Note on strict-double-bound numbers of nearly complete graphs missing some edges

Abstract

For a poset $P=(X,{\le }_P)$, the strict-double-bound graph (strict DB-graph $\mathrm{sDB}\left(P\right)$) is the graph on $X$ for which $u$ is adjacent to $v$ if and only if $u\ne v$ and there exist elements $x,y\in X$ distinct from $u$ and $v$ such that $x\le u\le y$ and $x\le v\le y$. The strict-double-bound number $\zeta \left(G\right)$ of a graph $G$ is defined as $min\{l;\mathrm{sDB}\left(P\right)\cong G\cup \overline{K_l}\text{ for some poset }P\}$.

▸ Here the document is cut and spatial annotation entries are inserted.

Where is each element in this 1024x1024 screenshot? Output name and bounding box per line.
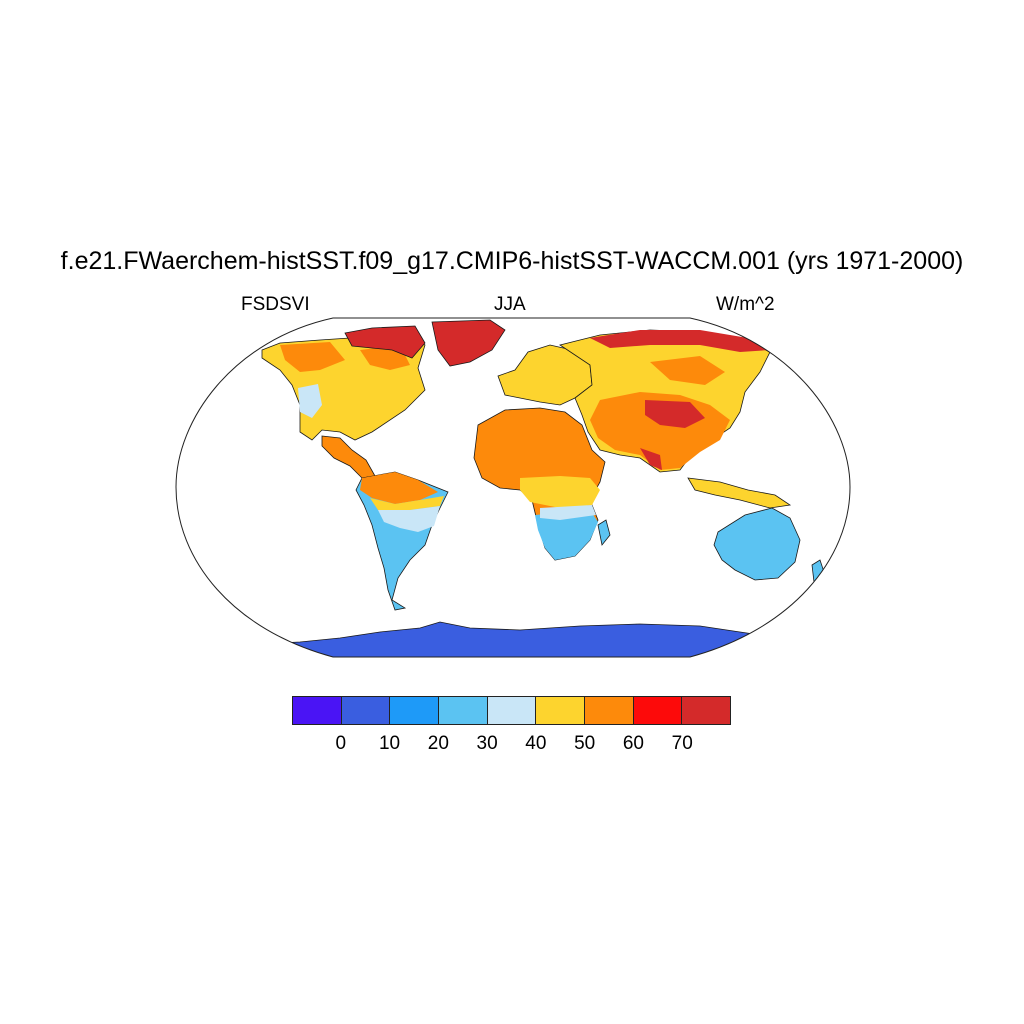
colorbar-tick-label: 40 bbox=[525, 733, 547, 754]
colorbar-tick-label: 60 bbox=[622, 733, 645, 754]
africa-central bbox=[520, 476, 600, 508]
colorbar-box bbox=[486, 696, 537, 725]
australia-region bbox=[713, 507, 801, 581]
colorbar-tick-label: 0 bbox=[335, 733, 347, 754]
colorbar-box bbox=[632, 696, 683, 725]
canadian-arctic bbox=[344, 325, 426, 359]
colorbar-box bbox=[438, 696, 488, 725]
asia-red bbox=[640, 400, 705, 470]
south-america-cool bbox=[378, 506, 440, 532]
colorbar-box bbox=[535, 696, 586, 725]
africa-south-light bbox=[540, 505, 596, 520]
africa-south bbox=[535, 510, 598, 560]
colorbar-box bbox=[292, 696, 342, 725]
antarctica-region bbox=[176, 621, 850, 657]
units-label: W/m^2 bbox=[716, 294, 775, 315]
south-america-band bbox=[370, 496, 444, 510]
variable-label: FSDSVI bbox=[241, 294, 310, 315]
greenland-region bbox=[431, 319, 506, 367]
colorbar-tick-label: 20 bbox=[427, 733, 449, 754]
south-america-north bbox=[360, 472, 438, 504]
colorbar-box bbox=[584, 696, 634, 725]
colorbar bbox=[292, 696, 732, 725]
north-america-hot bbox=[280, 342, 410, 372]
colorbar-tick-label: 50 bbox=[574, 733, 596, 754]
map-boundary bbox=[175, 317, 851, 658]
colorbar-box bbox=[389, 696, 440, 725]
colorbar-tick-label: 70 bbox=[671, 733, 693, 754]
arctic-russia bbox=[590, 330, 770, 352]
plot-title: f.e21.FWaerchem-histSST.f09_g17.CMIP6-hi… bbox=[60, 247, 964, 275]
central-america-region bbox=[321, 435, 376, 479]
colorbar-box bbox=[681, 696, 732, 725]
colorbar-box bbox=[340, 696, 391, 725]
colorbar-tick-label: 30 bbox=[476, 733, 498, 754]
madagascar-region bbox=[597, 519, 611, 546]
season-label: JJA bbox=[494, 294, 526, 315]
us-west-cool bbox=[298, 384, 322, 418]
indonesia-region bbox=[687, 477, 792, 509]
colorbar-tick-label: 10 bbox=[378, 733, 401, 754]
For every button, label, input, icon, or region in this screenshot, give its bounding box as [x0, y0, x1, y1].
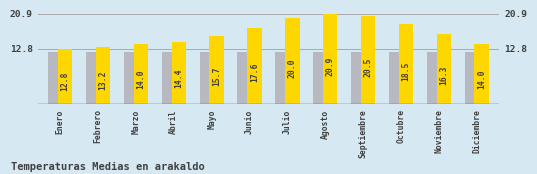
Bar — [351, 52, 365, 104]
Bar — [427, 52, 441, 104]
Bar — [237, 52, 252, 104]
Bar — [437, 34, 451, 104]
Bar — [474, 44, 489, 104]
Text: Temperaturas Medias en arakaldo: Temperaturas Medias en arakaldo — [11, 162, 205, 172]
Bar — [96, 47, 110, 104]
Text: 14.0: 14.0 — [477, 69, 486, 89]
Text: 20.9: 20.9 — [326, 57, 335, 76]
Bar — [323, 14, 337, 104]
Text: 14.0: 14.0 — [136, 69, 146, 89]
Bar — [398, 24, 413, 104]
Bar — [209, 36, 224, 104]
Bar — [285, 18, 300, 104]
Bar — [86, 52, 100, 104]
Text: 16.3: 16.3 — [439, 65, 448, 85]
Text: 12.8: 12.8 — [61, 71, 70, 91]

We obtain strict-double-bound numbers of nearly complete graphs missing one, two or three edges. In particular, we prove that $\zeta (K_n-e)=3,\zeta (K_n-E\left(P_3\right))=3,\zeta (K_n-E\left(2K_2\right))=4,\zeta (K_n-E\left(K_3\right))=4,\zeta (K_n-E\left(P_4\right))=4,\zeta (K_n-E\left(K_{1,3}\right))=3,\zeta (K_n-E(P_3\cup K_2))=4$ and $\zeta (K_3-E\left(3K_2\right))=5$.